C. Actuary determines the initial contribution level.
D. Employer assumes the investment risk.
Answer: A
The employee assumes the investment risk.
Under a profit-sharing plan the minimum funding is?
A. 3% (DC plan)
B. 15%
C. 25%
D. Substantial and Recurring
Answer: D
The employer’s contributions to each plan year can be a purely discretionary amount or nothing at all. But a profit-sharing plan is subject to a “substantial and recurring” requirement.
A solo 401(k) will allow which of the following contributions?
I. Elective deferrals
II. Employer contributions
III. Forfeitures
IV. Catch-up (age 50 or older)
A. All of the Above
B. I, IV
C. II, III
D. I, II, IV
E. I
Answer: D
There are no forfeitures in a solo 401(k). The other contributions are allowed.
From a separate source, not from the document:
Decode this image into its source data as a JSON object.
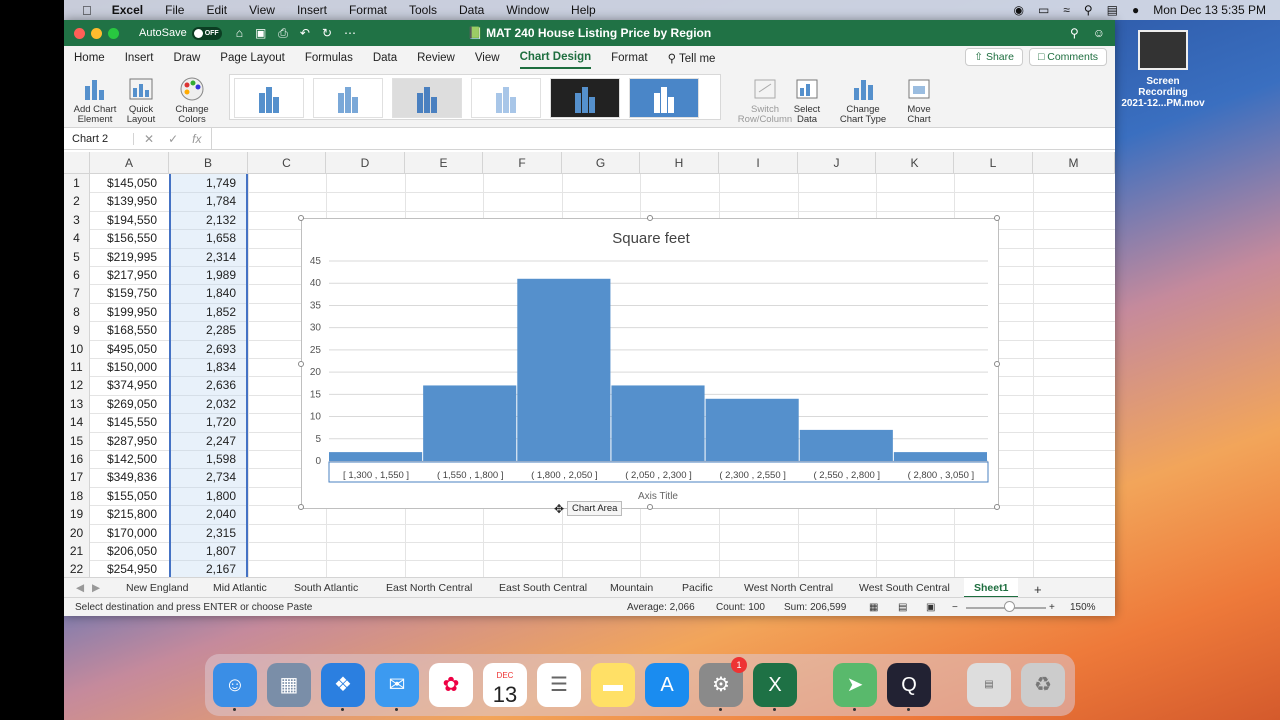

Carol, age 65, is a HCE. She has received salaries of $150,000, $175,000, and $200,000 for the last three years. What will be Carol’s maximum benefit under a defined benefit plan if she retires at the end of this year?
A. Unknown, she will get her account balance.
B. $175,000
C. $275,000
D. 1.5% times years of service times $275,000
Answer: B
100% of the average compensation over the past three years. The maximum benefit is in answers C and D but does not apply.
Jack works for ABC, Inc. If ABC defined benefits plan provides for a life annuity equal to 1.5% of earnings per year up to 30 years of service, how much will Jack get with an average annual compensation of $100,000 received as an annual pension after 20 years?
A. $30,000
B. $45,000
C. $46,000
D. $100,000
Answer: A
1.5% x 20 years = 30%
$100,000 x 30% = $30,000
In a defined benefit plan, which factor does not affect the amount of employer contributions?
A. Participant’s proximity to retirement age
B. Forfeiture
C. Salaries of key employees that exceed the salary cap
D. Investment return assumptions
Answer: C
Salaries above the salary cap have no effect.